Ibuda Bung Hatta sangat terkejut dengan keputusan Bung Hatta. Kenapa mas kawinya berupa buku. Padahal keluarga mereka cukup berada, ada uang emas ada perhiasan. Tetapi saat itu Bung Hatta berkeras. Cintanya pada buku dan pengetahuan membuatnya yakin, buku dari hasil kerja dan pemikirannya sendiri lebih berharga sebagai bukti cinta dari pada harta benda lainnya. Kabarnya, inilah yang menjadi sebabnya rekan sejawat Bung Hatta kerap berseloroh, buku adalah 'istri pertama' sedangkan Rahmi, 'istri kedua'
D. Wasiat Bung Hatta
Setelah meletakkan jabatan karena ketidakcocokan garis politik dengan Soekarno, Hatta punya lebih banyak waktu untuk buku-bukunya. Dalam sehari 6-8 jam dihabiskannya untuk membaca dan menulis buku. Buku adalah salah satu hadiah yang paling sering diterima Bung Hatta.
Semua buku Bung Hatta dibaca. Beliau bukan jenis orang yang membeli buku untuk dipajang saja. Buku yang paling diminati Bung Hatta adalah buku ekonomi, yang koleksinya meliputi buku tentang ekonomi sosialis, komunis hingga kapitalis dari Belanda sampai Cina. Namun ia juga berminat pada hukum, hubungan internasional, sejarah, biografi, dan sosial.
Bung Hatta juga sangat menghormati Mahatma Gandhi. Ada satu rak untuk menyimpan buku-buku khusus tentang Gandhi. Sebagian besar koleksi perpustakaan pribadi Bung Hatta diisi dengan buku-buku tentang Indonesia, Kajian Islam serta sastra. Seluruhnya ada sekitar 10 ribu judul, dengan tahun terbitan tertua sekitar akhir tahun 1800, hingga menjelang Hatta wafat.
Tahun 70 an, Hatta memanggil Meutia anak keduanya dan meminta pendapat Meutia bagaimana kalau buku-buku koleksinya dijual saja.
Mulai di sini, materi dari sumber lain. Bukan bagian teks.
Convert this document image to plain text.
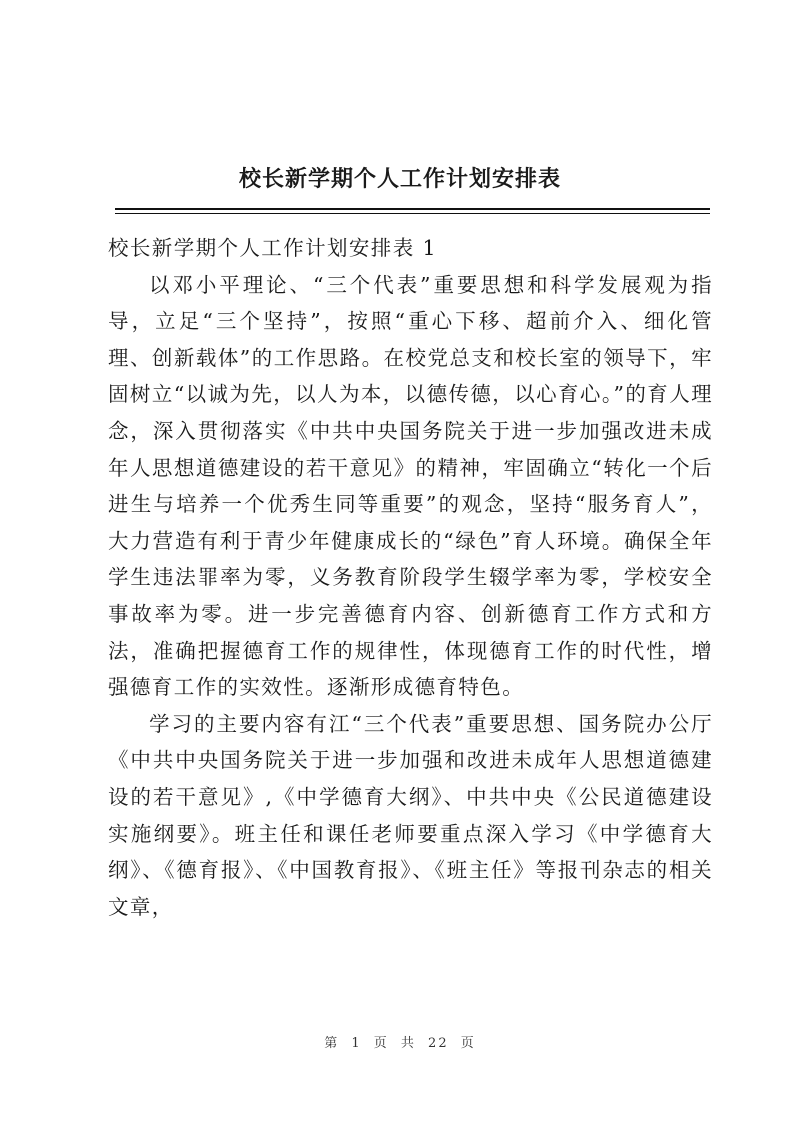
校长新学期个人工作计划安排表

校长新学期个人工作计划安排表 1

以邓小平理论、“三个代表”重要思想和科学发展观为指导，立足“三个坚持”，按照“重心下移、超前介入、细化管理、创新载体”的工作思路。在校党总支和校长室的领导下，牢固树立“以诚为先，以人为本，以德传德，以心育心。”的育人理念，深入贯彻落实《中共中央国务院关于进一步加强改进未成年人思想道德建设的若干意见》的精神，牢固确立“转化一个后进生与培养一个优秀生同等重要”的观念，坚持“服务育人”，大力营造有利于青少年健康成长的“绿色”育人环境。确保全年学生违法罪率为零，义务教育阶段学生辍学率为零，学校安全事故率为零。进一步完善德育内容、创新德育工作方式和方法，准确把握德育工作的规律性，体现德育工作的时代性，增强德育工作的实效性。逐渐形成德育特色。

学习的主要内容有江“三个代表”重要思想、国务院办公厅《中共中央国务院关于进一步加强和改进未成年人思想道德建设的若干意见》,《中学德育大纲》、中共中央《公民道德建设实施纲要》。班主任和课任老师要重点深入学习《中学德育大纲》、《德育报》、《中国教育报》、《班主任》等报刊杂志的相关文章，

第 1 页 共 22 页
Rupanya, Bung Hatta takut setelah ditinggalkannya nanti buku-buku itu tak ada yang merawat. Menurut Bung Hatta lebih baik buku dijual agar uangnya sekalian bisa dipakai sebagai bekal untuk anak-anak yang ditinggalkan kelak. Pendapat Meutia perihal wasiat Bung Hatta ini sangat sedih. Karena Meutia tahu ayahnya sangat mencintai buku seperti mencintai anak-anaknya. Saat itu, untuk saja ketiga putri Bung Hatta, menolak permintaan itu. Dan kini agar bisa dimanfaatkan masyarakat, dibukalah koleksi perpustakaan pribadi ayahnya untuk kalangan umum.